Organized groups of parents (and in many cases literal outside agitators, censorious adults with religious and political axes to grind but who neither reside nor have children in affected school districts) are besieging board meetings to demand books be stricken from the curriculum and removed from library shelves. Targeted books often have LGBTQ and racial themes, and many contain words and sentences that taken out of context seem obscene or pornographic … or, worded another way, can be made to seem obscene or pornographic. Book banners have taken to standing up at school board meetings to read passages from books they’re targeting, often resulting in shouting and chaos.

Everyone knows that protesters who disrupt school board meetings by shouting out the dirty parts of books they want to ban have not read the books they’re after. They’re quoting out-of-context lines and paragraphs shared on Facebook and email by book-banning groups like Moms for Liberty. One of the sources for such quotable material is an online organization called Book Looks, which invites visitors to “find out what objectionable content may be in your child’s book before they do.”

Here’s Book Looks on The 57 Bus:

It rates the book at 2/5 on its “teen guidance” scale (0/5 being unobjectionable, 5/5 being burn it).

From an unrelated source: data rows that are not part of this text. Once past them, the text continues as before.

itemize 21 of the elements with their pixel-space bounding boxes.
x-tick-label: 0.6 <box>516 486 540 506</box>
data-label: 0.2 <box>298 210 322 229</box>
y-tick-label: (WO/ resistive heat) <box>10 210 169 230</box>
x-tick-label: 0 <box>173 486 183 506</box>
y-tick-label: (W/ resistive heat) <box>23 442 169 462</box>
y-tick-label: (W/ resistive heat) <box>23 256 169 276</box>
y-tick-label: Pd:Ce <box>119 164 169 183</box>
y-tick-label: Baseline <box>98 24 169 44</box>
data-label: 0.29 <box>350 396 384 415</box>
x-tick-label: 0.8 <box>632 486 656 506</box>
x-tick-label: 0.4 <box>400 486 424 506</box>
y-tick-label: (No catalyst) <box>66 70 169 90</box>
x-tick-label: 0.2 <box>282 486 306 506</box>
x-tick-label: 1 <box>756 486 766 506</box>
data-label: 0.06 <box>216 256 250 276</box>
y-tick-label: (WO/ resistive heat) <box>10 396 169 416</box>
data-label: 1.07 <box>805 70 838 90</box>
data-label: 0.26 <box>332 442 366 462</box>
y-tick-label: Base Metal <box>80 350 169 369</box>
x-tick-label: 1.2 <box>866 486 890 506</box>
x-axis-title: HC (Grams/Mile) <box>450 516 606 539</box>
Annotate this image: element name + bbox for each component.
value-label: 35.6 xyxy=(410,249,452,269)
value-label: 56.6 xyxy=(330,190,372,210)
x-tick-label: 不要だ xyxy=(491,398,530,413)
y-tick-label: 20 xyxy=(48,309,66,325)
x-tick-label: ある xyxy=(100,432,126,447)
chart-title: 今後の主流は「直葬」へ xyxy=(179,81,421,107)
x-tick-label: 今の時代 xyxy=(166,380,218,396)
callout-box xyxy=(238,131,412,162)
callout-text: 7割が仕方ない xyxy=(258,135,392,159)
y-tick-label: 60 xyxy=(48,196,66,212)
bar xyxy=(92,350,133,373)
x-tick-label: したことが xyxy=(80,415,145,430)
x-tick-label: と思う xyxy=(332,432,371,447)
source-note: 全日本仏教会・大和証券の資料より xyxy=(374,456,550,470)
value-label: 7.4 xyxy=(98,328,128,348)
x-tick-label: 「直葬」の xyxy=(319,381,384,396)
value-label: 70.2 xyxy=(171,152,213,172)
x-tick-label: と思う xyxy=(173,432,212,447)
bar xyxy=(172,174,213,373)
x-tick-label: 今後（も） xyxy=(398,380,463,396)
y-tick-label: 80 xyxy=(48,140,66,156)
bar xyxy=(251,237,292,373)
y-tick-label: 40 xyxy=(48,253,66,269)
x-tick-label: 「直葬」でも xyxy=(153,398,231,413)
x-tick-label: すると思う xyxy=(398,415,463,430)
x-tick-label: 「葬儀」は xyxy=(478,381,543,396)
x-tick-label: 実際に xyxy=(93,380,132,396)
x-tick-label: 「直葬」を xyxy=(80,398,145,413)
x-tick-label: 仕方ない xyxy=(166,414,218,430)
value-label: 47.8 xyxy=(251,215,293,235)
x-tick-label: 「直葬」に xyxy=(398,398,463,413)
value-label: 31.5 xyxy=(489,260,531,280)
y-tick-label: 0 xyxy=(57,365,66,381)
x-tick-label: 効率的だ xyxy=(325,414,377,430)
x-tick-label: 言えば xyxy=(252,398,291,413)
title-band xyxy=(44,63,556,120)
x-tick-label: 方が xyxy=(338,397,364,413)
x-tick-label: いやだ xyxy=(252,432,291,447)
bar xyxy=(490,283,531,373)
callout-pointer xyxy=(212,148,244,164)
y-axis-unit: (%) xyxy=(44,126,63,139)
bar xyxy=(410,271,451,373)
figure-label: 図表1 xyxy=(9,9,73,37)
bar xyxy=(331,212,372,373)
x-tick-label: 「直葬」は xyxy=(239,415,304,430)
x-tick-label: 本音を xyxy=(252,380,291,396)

Book Looks’ summary of concerns states this:

The book contains references to sexuality, alternate gender ideologies, profanity and inflammatory political commentary.

This is followed by eleven printable PDF pages of quoted material from the book, indexed by page number, starting with the first line of the introduction, “The pronouns and names used for gender-nonconforming people were approved by the people in question,” to the closing sentence of the final appendix, which lists gender-neutrality milestones in American law and society: “[In 2015] The MTV Movie and TV Awards become the first major acting awards to eliminate gendered categories for performance. Emma Watson won the all-inclusive category Best Actor award, which was presented by nonbinary actor Asia Kate Dillon.”

Eleven full pages, virtually a Readers’ Digest condensed version of the book itself, with nearly every quoted sentence or paragraph touching on race, gender, sexuality, or justice. Here’s a sample page from Book Look’s summary:

Screenshot 2024-06-25 at 8.45.43?AM

And let us not forget the dirty word count at the end, which cites 8 uses of the word ass, 12 fucks, 8 shits, and 5 niggas.

In the minds of Book Looks’ intended audience, simply seeing words like “gay,” “transgender,” and “sex” in print will lead to pansexual orgies in the halls of middle and high schools, turn your kids queer or trans, and what’s worse, liberal. And who wants to hear about racial economic and social divides … why do you want to dredge up all those painful memories, which the Civil Rights Act fixed for all time anyway? And what’s this about bathrooms?

Okay, then. What did I think about The 57 Bus?

I was surprised by how much I learned. I harbored preconceptions going in, including reactionary thoughts about race and crime in Oakland, confused notions on the variety of sexual and gender identities people adopt, and discomfort with unconventional pronouns. Dashka Slater walked me through these minefields, patiently explaining how Sasha and their friends came to be the people they are, why Richard grew up the way he did and why Sasha and their parents didn’t want him tried and punished as an adult. I, as I suppose many readers did, went from reflexively hating and condemning Richard for lighting Sasha’s skirt on fire, to seeing both teens as sympathetic characters. As true crime reporting goes, Dashka Slater’s is first rate.

I read and review books targeted by the torch & pitchfork brigades, and have been doing it for some time. I read and reviewed Maia Kobabe’s Gender Queer, for example, good prep for The 57 Bus, and a number of other young adult books dealing with LGBTQ, gender, and racial injustice topics. I rate The 57 Bus as one of the better ones, a solid and educational read for young adult and adult readers alike.